Department of Electronic and Computer Engineering, Hong Kong University of Science and Technology, Hong Kong, China.
Institute for Advanced Study, Hong Kong University of Science and Technology, Hong Kong, China.
Nat Biotechnol. 2021 Apr;39(4):472-479. doi: 10.1038/s41587-020-0737-3. Epub 2020 Nov 30.

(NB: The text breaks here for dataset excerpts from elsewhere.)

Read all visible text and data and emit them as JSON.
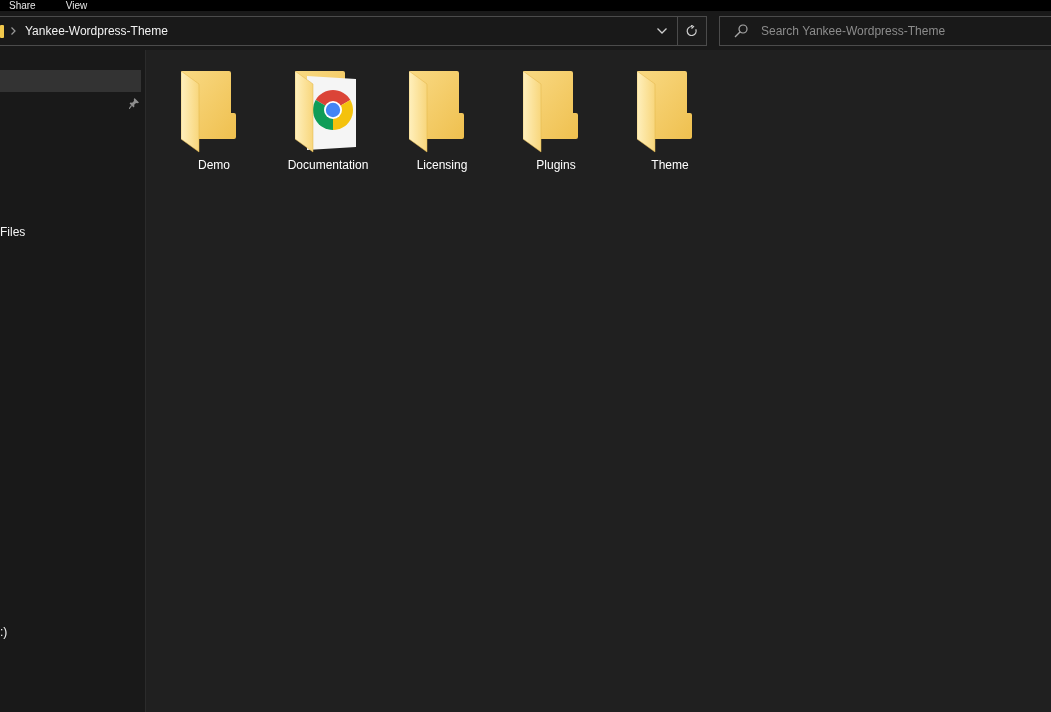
{
  "ribbon": {
    "tabs": [
      {
        "label": "Share",
        "selected": false
      },
      {
        "label": "View",
        "selected": false
      }
    ]
  },
  "address_bar": {
    "breadcrumbs": [
      {
        "label": "Yankee-Wordpress-Theme"
      }
    ]
  },
  "search": {
    "placeholder": "Search Yankee-Wordpress-Theme"
  },
  "nav_pane": {
    "sections": [
      {
        "items": [
          {
            "selected": true,
            "pinned": false
          },
          {
            "selected": false,
            "pinned": true
          }
        ]
      },
      {
        "items": [
          {
            "label": "Files",
            "selected": false,
            "pinned": false
          }
        ]
      },
      {
        "items": [
          {
            "label": ":)",
            "selected": false,
            "pinned": false
          }
        ]
      }
    ]
  },
  "files": [
    {
      "name": "Demo",
      "kind": "folder"
    },
    {
      "name": "Documentation",
      "kind": "folder_document"
    },
    {
      "name": "Licensing",
      "kind": "folder"
    },
    {
      "name": "Plugins",
      "kind": "folder"
    },
    {
      "name": "Theme",
      "kind": "folder"
    }
  ]
}
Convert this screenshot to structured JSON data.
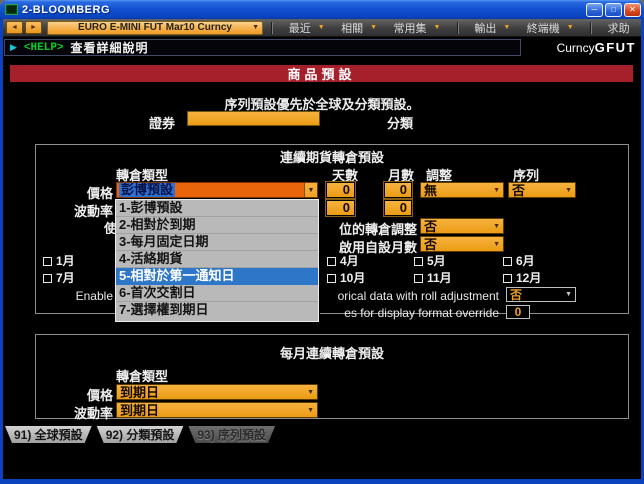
{
  "window": {
    "title": "2-BLOOMBERG"
  },
  "icons": {
    "back": "◄",
    "forward": "►",
    "arrow_down": "▼",
    "play": "▶",
    "minimize": "─",
    "maximize": "□",
    "close": "✕"
  },
  "toolbar": {
    "security": "EURO E-MINI FUT Mar10 Curncy",
    "menus": [
      "最近",
      "相關",
      "常用集",
      "輸出",
      "終端機",
      "求助"
    ]
  },
  "header": {
    "help_tag": "<HELP>",
    "description": "查看詳細說明",
    "brand_left": "Curncy",
    "brand_right": "GFUT"
  },
  "banner": {
    "title": "商品預設"
  },
  "intro": {
    "note": "序列預設優先於全球及分類預設。",
    "security_label": "證券",
    "security_value": "",
    "category_label": "分類"
  },
  "roll_panel": {
    "title": "連續期貨轉倉預設",
    "headers": {
      "roll_type": "轉倉類型",
      "days": "天數",
      "months": "月數",
      "adjust": "調整",
      "series": "序列"
    },
    "price": {
      "label": "價格",
      "roll_type": "彭博預設",
      "days": "0",
      "months": "0",
      "adjust": "無",
      "series": "否"
    },
    "volatility": {
      "label": "波動率",
      "days": "0",
      "months": "0"
    },
    "partial_char": "使",
    "adjust_row": {
      "label": "位的轉倉調整",
      "value": "否"
    },
    "custom_months_row": {
      "label": "啟用自設月數",
      "value": "否"
    },
    "months_row1": [
      "1月",
      "4月",
      "5月",
      "6月"
    ],
    "months_row2": [
      "7月",
      "10月",
      "11月",
      "12月"
    ],
    "enable_row": {
      "prefix": "Enable",
      "suffix": "orical data with roll adjustment",
      "value": "否"
    },
    "override_row": {
      "suffix": "es for display format override",
      "value": "0"
    }
  },
  "roll_dropdown": {
    "items": [
      "1-彭博預設",
      "2-相對於到期",
      "3-每月固定日期",
      "4-活絡期貨",
      "5-相對於第一通知日",
      "6-首次交割日",
      "7-選擇權到期日"
    ],
    "highlighted": "5-相對於第一通知日"
  },
  "monthly_panel": {
    "title": "每月連續轉倉預設",
    "header_roll_type": "轉倉類型",
    "price_label": "價格",
    "price_value": "到期日",
    "volatility_label": "波動率",
    "volatility_value": "到期日"
  },
  "tabs": [
    "91) 全球預設",
    "92) 分類預設",
    "93) 序列預設"
  ],
  "colors": {
    "xp_blue": "#0a43bd",
    "amber": "#efa017",
    "orange_red": "#e8650c",
    "banner_red": "#a6202c",
    "highlight_blue": "#2e77c8",
    "help_green": "#00d22a"
  }
}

Genetic linkage causes the fate of new mutations in a population to be contingent on the genetic background on which they appear. This makes it challenging to identify how individual mutations affect fitness. To overcome this challenge, we developed marginal path likelihood (MPL), a method to infer selection from evolutionary histories that resolves genetic linkage. Validation on real and simulated data sets shows that MPL is fast and accurate, outperforming existing inference approaches. We found that resolving linkage is crucial for accurately quantifying selection in complex evolving populations, which we demonstrate through a quantitative analysis of intrahost HIV-1 evolution using multiple patient data sets. Linkage effects generated by variants that sweep rapidly through the population are particularly strong, extending far across the genome. Taken together, our results argue for the importance of resolving linkage in studies of natural selection.
遗传连锁导致群体中新突变的命运取决于它们出现的遗传背景。这使得确定单个突变如何影响适应性变得具有挑战性。为了克服这一挑战,我们开发了边际路径似然(MPL),这是一种从解决遗传连锁的进化历史中推断选择的方法。在真实和模拟数据集上的验证表明,MPL 快速且准确,优于现有推断方法。我们发现,解决连锁对于准确量化复杂进化群体中的选择至关重要,我们通过使用多个患者数据集对 HIV-1 个体内进化进行定量分析证明了这一点。在种群中迅速传播的变体产生的连锁效应特别强烈,延伸到基因组的远处。总之,我们的结果表明,在自然选择研究中解决连锁问题非常重要。